El cristianismo, al revés que la "religión", no es exclusivista. Cree que Dios ama al mundo entero, no sólo a los que se profesan cristianos; sabe que el objeto de la salvación es la humanidad, creyente o no, y que Dios si Dios llama a algunos a la fe es para colaborar en la salud de todos los hombres.
El círculo exclusivo es la antítesis del cristianismo. Las religiones sostenían que la salvación sólo podía alcanzarse sometiéndose a ciertas prácticas rituales y confesiones orales. La humanidad, si quería salvarse, había de pasar bajo las horcas caudinas de la pertenencia a un credo.
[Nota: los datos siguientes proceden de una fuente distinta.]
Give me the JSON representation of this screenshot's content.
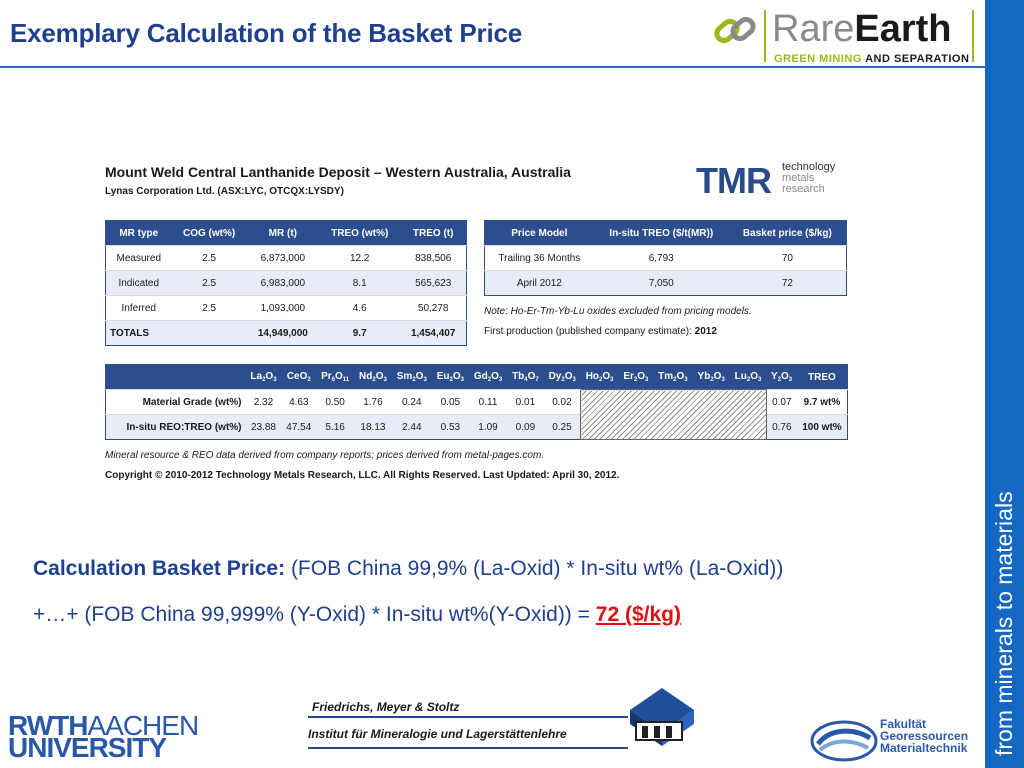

Lo que Dios pide, en cambio, es un modo de vida humano, y ése es el camino de la salvación. No insistimos en el papel y la necesidad de la Iglesia, expuestos hace un momento.
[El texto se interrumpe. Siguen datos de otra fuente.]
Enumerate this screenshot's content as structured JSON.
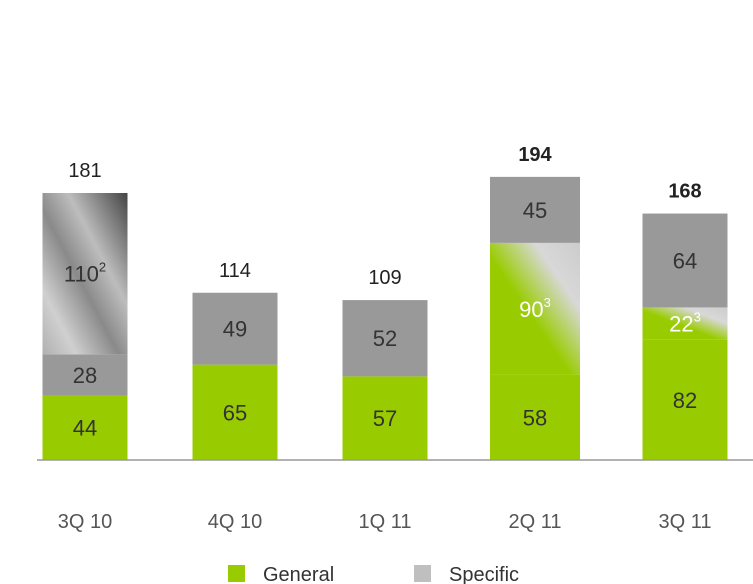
{
  "chart_data": {
    "type": "bar",
    "stacked": true,
    "categories": [
      "3Q 10",
      "4Q 10",
      "1Q 11",
      "2Q 11",
      "3Q 11"
    ],
    "series": [
      {
        "name": "General",
        "color": "#99cc00",
        "values": [
          44,
          65,
          57,
          58,
          82
        ]
      },
      {
        "name": "",
        "values": [
          0,
          0,
          0,
          90,
          22
        ],
        "labels": [
          "",
          "",
          "",
          "90",
          "22"
        ],
        "footnotes": [
          "",
          "",
          "",
          "3",
          "3"
        ],
        "style": "green-gradient"
      },
      {
        "name": "Specific",
        "color": "#999999",
        "values": [
          28,
          49,
          52,
          45,
          64
        ]
      },
      {
        "name": "",
        "values": [
          110,
          0,
          0,
          0,
          0
        ],
        "labels": [
          "110",
          "",
          "",
          "",
          ""
        ],
        "footnotes": [
          "2",
          "",
          "",
          "",
          ""
        ],
        "style": "grey-gradient"
      }
    ],
    "totals": [
      "181",
      "114",
      "109",
      "194",
      "168"
    ],
    "totals_bold": [
      false,
      false,
      false,
      true,
      true
    ],
    "legend": [
      {
        "label": "General",
        "color": "#99cc00"
      },
      {
        "label": "Specific",
        "color": "#bfbfbf"
      }
    ],
    "legend_position": "bottom",
    "title": "",
    "xlabel": "",
    "ylabel": "",
    "grid": false
  }
}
Por eso, la imposición de observancias es ajena al cristianismo. Como todo grupo humano que desea expresar sus convicciones y animarse en su tarea, compone y mantiene celebraciones. Este será el objeto del capítulo siguiente. Pero no se considera sujeto a obligaciones. La expresión, que nace de la convicción, del amor y del entusiasmo, de la alegría y el dolor compartidos, no vive de reglas ni admite imposiciones.
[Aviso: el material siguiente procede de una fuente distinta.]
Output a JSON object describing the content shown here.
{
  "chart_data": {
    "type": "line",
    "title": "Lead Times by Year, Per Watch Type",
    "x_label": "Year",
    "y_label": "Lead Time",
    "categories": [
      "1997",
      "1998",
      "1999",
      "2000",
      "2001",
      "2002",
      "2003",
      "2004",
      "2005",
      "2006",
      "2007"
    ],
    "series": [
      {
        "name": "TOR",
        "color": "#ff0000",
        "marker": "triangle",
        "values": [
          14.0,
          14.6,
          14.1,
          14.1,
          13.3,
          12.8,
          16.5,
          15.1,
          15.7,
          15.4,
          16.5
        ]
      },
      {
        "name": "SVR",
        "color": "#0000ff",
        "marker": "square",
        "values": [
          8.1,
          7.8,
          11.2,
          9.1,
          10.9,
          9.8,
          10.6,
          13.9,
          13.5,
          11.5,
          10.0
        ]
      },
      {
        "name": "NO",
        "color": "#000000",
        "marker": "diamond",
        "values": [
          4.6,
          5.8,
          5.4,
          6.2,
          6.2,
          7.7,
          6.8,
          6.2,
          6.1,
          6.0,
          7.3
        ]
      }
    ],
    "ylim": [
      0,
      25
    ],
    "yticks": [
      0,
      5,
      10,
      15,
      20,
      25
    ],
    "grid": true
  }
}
La reglamentación y obligatoriedad de las observancias religiosas acaban por erigir barreras culturales o sociales. Tal fue el resultado de la Ley judía, y por eso tuvo Cristo que abatir con su cruz el muro divisorio, aboliendo en su carne la Ley con sus preceptos y reglas (Ef 2,14-15). Llevan a exclusivismos, separando a los hombres. Procuran evasiones, considerando importante lo secundario; ¡qué ridículas aparecen las minucias fariseas al lado del problema de vida o muerte en que se debatía Cristo o al lado de los problemas del hambre y la guerra en el mundo! Se eleva la observancia a criterio de bondad o maldad del individuo. Cristo terminó con eso: lo único que mancha al hombre es la actitud perversa hacia su semejante (Mc 7,15-21).